流星はトータルで1時間もない演目なので、舞踊ですが退屈する暇もなく、鮮やかな面の変わり方や手さばき足さばきに釘づけになりますし、織姫と彦星は中盤から微動だにしないのでかわいい衣装を舐めるように観察できるし、ラストは笑えてほっこり。素敵な舞踊でした!

荒川の佐吉

あらすじ

元大工の佐吉は、今はやくざの下っ端で雑用ばかり。大工時代の弟分・辰五郎は、そんな佐吉を兄貴と慕っています。
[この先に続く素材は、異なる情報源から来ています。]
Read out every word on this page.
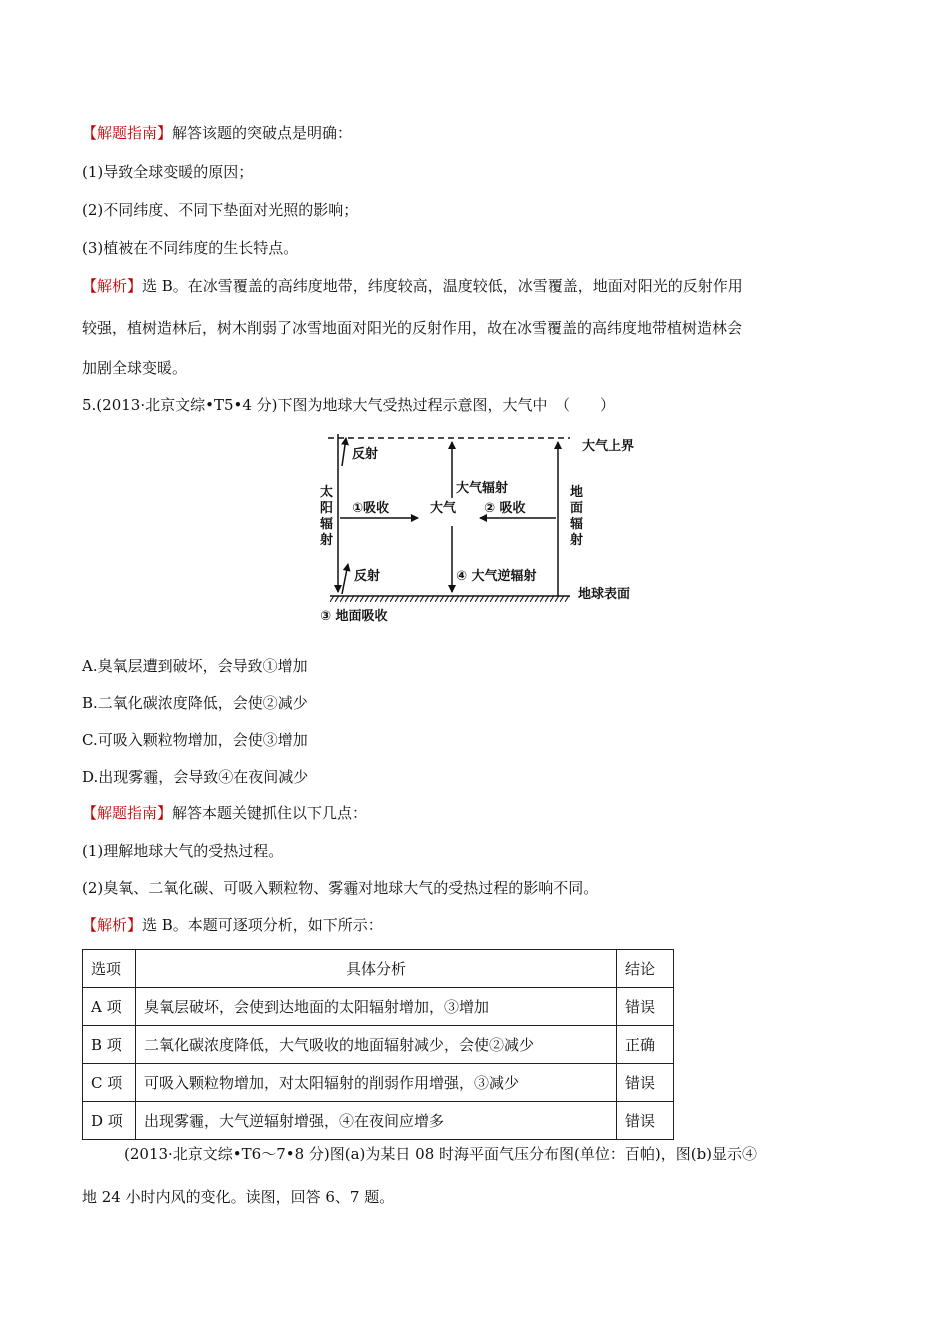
【解题指南】解答该题的突破点是明确：
(1)导致全球变暖的原因；
(2)不同纬度、不同下垫面对光照的影响；
(3)植被在不同纬度的生长特点。
【解析】选 B。在冰雪覆盖的高纬度地带，纬度较高，温度较低，冰雪覆盖，地面对阳光的反射作用
较强，植树造林后，树木削弱了冰雪地面对阳光的反射作用，故在冰雪覆盖的高纬度地带植树造林会
加剧全球变暖。
5.(2013·北京文综•T5•4 分)下图为地球大气受热过程示意图，大气中　（　　）
大气上界
地球表面
反射
太
阳
辐
射
①吸收
反射
大气
大气辐射
④ 大气逆辐射
地
面
辐
射
② 吸收
③ 地面吸收
A.臭氧层遭到破坏，会导致①增加
B.二氧化碳浓度降低，会使②减少
C.可吸入颗粒物增加，会使③增加
D.出现雾霾，会导致④在夜间减少
【解题指南】解答本题关键抓住以下几点：
(1)理解地球大气的受热过程。
(2)臭氧、二氧化碳、可吸入颗粒物、雾霾对地球大气的受热过程的影响不同。
【解析】选 B。本题可逐项分析，如下所示：
选项	具体分析	结论
A 项	臭氧层破坏，会使到达地面的太阳辐射增加，③增加	错误
B 项	二氧化碳浓度降低，大气吸收的地面辐射减少，会使②减少	正确
C 项	可吸入颗粒物增加，对太阳辐射的削弱作用增强，③减少	错误
D 项	出现雾霾，大气逆辐射增强，④在夜间应增多	错误
(2013·北京文综•T6～7•8 分)图(a)为某日 08 时海平面气压分布图(单位：百帕)，图(b)显示④
地 24 小时内风的变化。读图，回答 6、7 题。
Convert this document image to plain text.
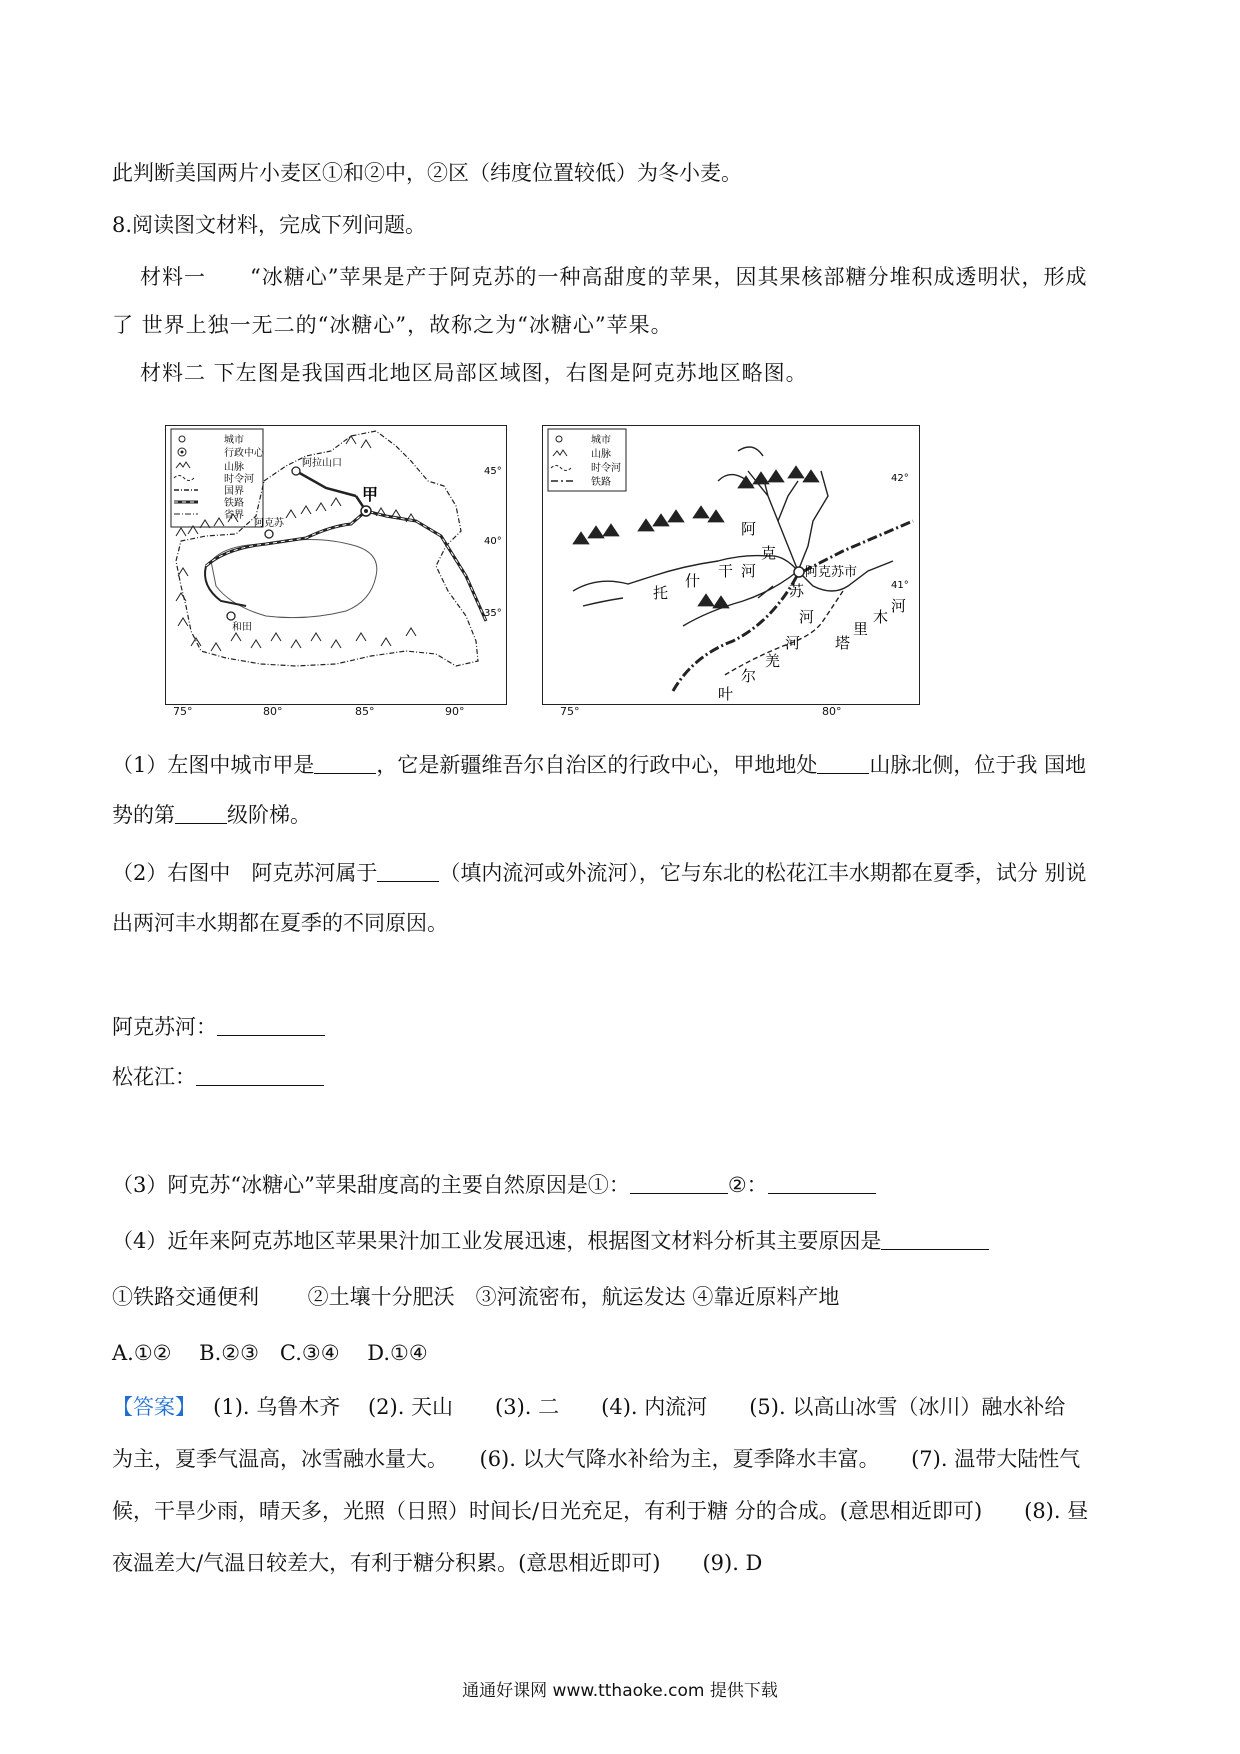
此判断美国两片小麦区①和②中，②区（纬度位置较低）为冬小麦。
8.阅读图文材料，完成下列问题。
材料一　　“冰糖心”苹果是产于阿克苏的一种高甜度的苹果，因其果核部糖分堆积成透明状，形成
了 世界上独一无二的“冰糖心”，故称之为“冰糖心”苹果。
材料二 下左图是我国西北地区局部区域图，右图是阿克苏地区略图。
城市
行政中心
山脉
时令河
国界
铁路
省界
阿拉山口
甲
阿克苏
和田
45°
40°
35°
75°	80°	85°	90°
城市
山脉
时令河
铁路
阿克苏市
阿
克
河
苏
河
托
什
干
塔
里
木
河
叶
尔
羌
河
42°
41°
75°	80°
（1）左图中城市甲是	，它是新疆维吾尔自治区的行政中心，甲地地处 山脉北侧，位于我 国地
势的第 级阶梯。
（2）右图中　阿克苏河属于	（填内流河或外流河），它与东北的松花江丰水期都在夏季，试分 别说
出两河丰水期都在夏季的不同原因。
阿克苏河：
松花江：
（3）阿克苏“冰糖心”苹果甜度高的主要自然原因是①：	②：
（4）近年来阿克苏地区苹果果汁加工业发展迅速，根据图文材料分析其主要原因是
①铁路交通便利　　 ②土壤十分肥沃　③河流密布，航运发达 ④靠近原料产地
A.①②　 B.②③　C.③④　 D.①④
【答案】　 (1). 乌鲁木齐　 (2). 天山　　(3). 二　　(4). 内流河　　(5). 以高山冰雪（冰川）融水补给
为主，夏季气温高，冰雪融水量大。　　(6). 以大气降水补给为主，夏季降水丰富。　　(7). 温带大陆性气
候，干旱少雨，晴天多，光照（日照）时间长/日光充足，有利于糖 分的合成。(意思相近即可)　　(8). 昼
夜温差大/气温日较差大，有利于糖分积累。(意思相近即可)　　(9). D
通通好课网 www.tthaoke.com 提供下载
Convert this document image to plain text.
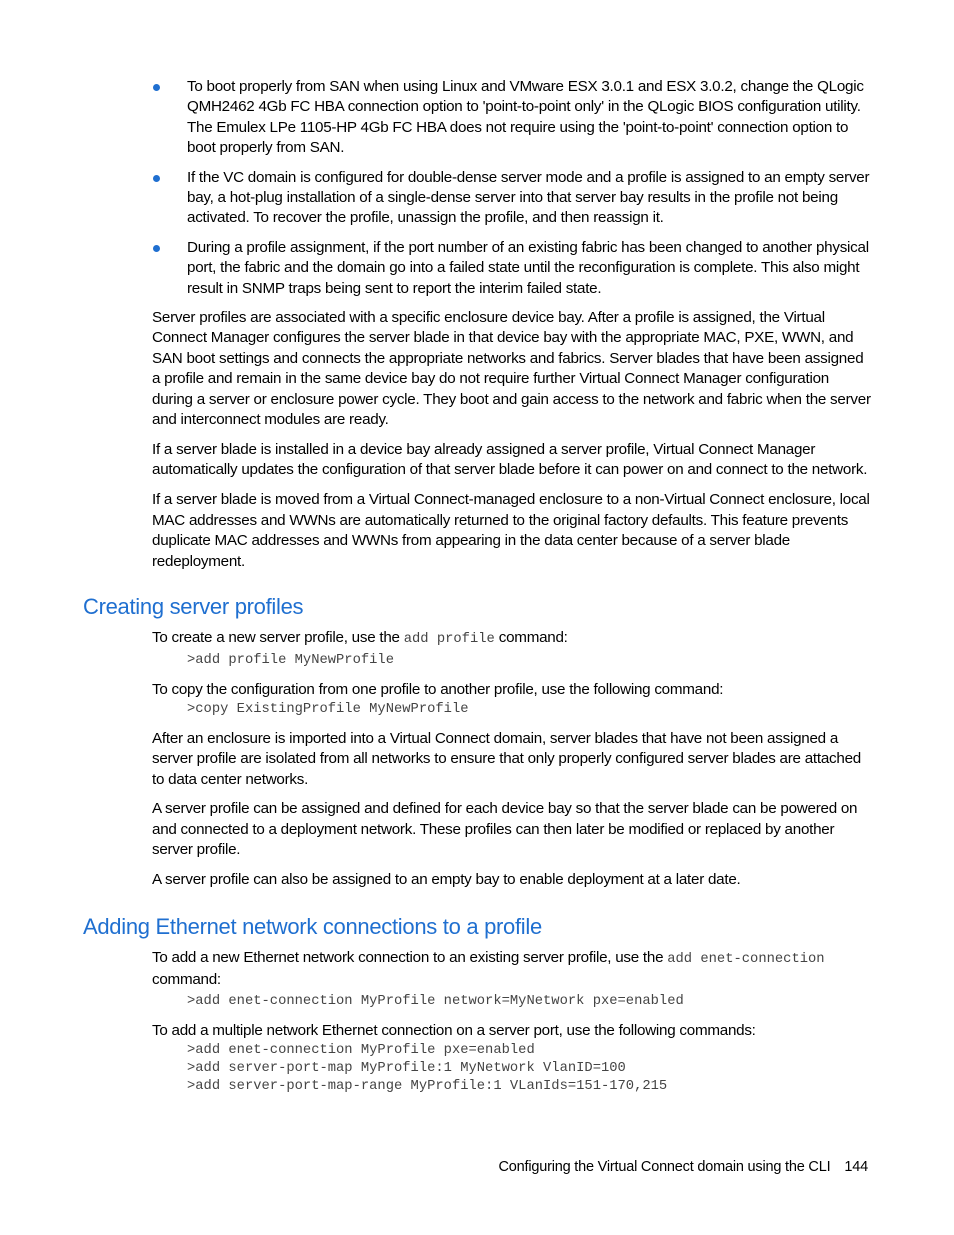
To boot properly from SAN when using Linux and VMware ESX 3.0.1 and ESX 3.0.2, change the QLogic QMH2462 4Gb FC HBA connection option to 'point-to-point only' in the QLogic BIOS configuration utility. The Emulex LPe 1105-HP 4Gb FC HBA does not require using the 'point-to-point' connection option to boot properly from SAN.
If the VC domain is configured for double-dense server mode and a profile is assigned to an empty server bay, a hot-plug installation of a single-dense server into that server bay results in the profile not being activated. To recover the profile, unassign the profile, and then reassign it.
During a profile assignment, if the port number of an existing fabric has been changed to another physical port, the fabric and the domain go into a failed state until the reconfiguration is complete. This also might result in SNMP traps being sent to report the interim failed state.

Server profiles are associated with a specific enclosure device bay. After a profile is assigned, the Virtual Connect Manager configures the server blade in that device bay with the appropriate MAC, PXE, WWN, and SAN boot settings and connects the appropriate networks and fabrics. Server blades that have been assigned a profile and remain in the same device bay do not require further Virtual Connect Manager configuration during a server or enclosure power cycle. They boot and gain access to the network and fabric when the server and interconnect modules are ready.

If a server blade is installed in a device bay already assigned a server profile, Virtual Connect Manager automatically updates the configuration of that server blade before it can power on and connect to the network.

If a server blade is moved from a Virtual Connect-managed enclosure to a non-Virtual Connect enclosure, local MAC addresses and WWNs are automatically returned to the original factory defaults. This feature prevents duplicate MAC addresses and WWNs from appearing in the data center because of a server blade redeployment.

Creating server profiles

To create a new server profile, use the add profile command:

>add profile MyNewProfile

To copy the configuration from one profile to another profile, use the following command:

>copy ExistingProfile MyNewProfile

After an enclosure is imported into a Virtual Connect domain, server blades that have not been assigned a server profile are isolated from all networks to ensure that only properly configured server blades are attached to data center networks.

A server profile can be assigned and defined for each device bay so that the server blade can be powered on and connected to a deployment network. These profiles can then later be modified or replaced by another server profile.

A server profile can also be assigned to an empty bay to enable deployment at a later date.

Adding Ethernet network connections to a profile

To add a new Ethernet network connection to an existing server profile, use the add enet-connection command:

>add enet-connection MyProfile network=MyNetwork pxe=enabled

To add a multiple network Ethernet connection on a server port, use the following commands:

>add enet-connection MyProfile pxe=enabled
>add server-port-map MyProfile:1 MyNetwork VlanID=100
>add server-port-map-range MyProfile:1 VLanIds=151-170,215
Configuring the Virtual Connect domain using the CLI 144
そんなある日、成川という浪人が、佐吉の親分を斬りつけて、縄張りを奪ってしまう事件が起きます。一家は解散。それでも佐吉が親分に仕え続けていたところ、親分が盲目の赤ん坊を連れてきました。親分の長女が、日本橋のいいとこのお嫁に行って産んだ子だったのですが、障害を持った赤ん坊に対する世間体を考えた向こうの家から母子ともども離縁を迫られていたのです。それで、親分は養育費をもらって、赤ん坊だけ引き取ってきたというわけ。親分は、まだ親分のもとにいる次女と佐吉の2人でこの赤ん坊を育ててくれと頼むのですが、次女は「下っ端の嫁になんかなってたまるか、養育費に目が眩みやがったなクソ親父!」と吐き捨てて家を出て行ってしまいます(そりゃそうだ)。ムシャクシャした親分は、憂さ晴らしにイカサマ賭博に手を染めて、そのまま殺されてしまいました。佐吉は、盲目の卯之吉と2人きりです。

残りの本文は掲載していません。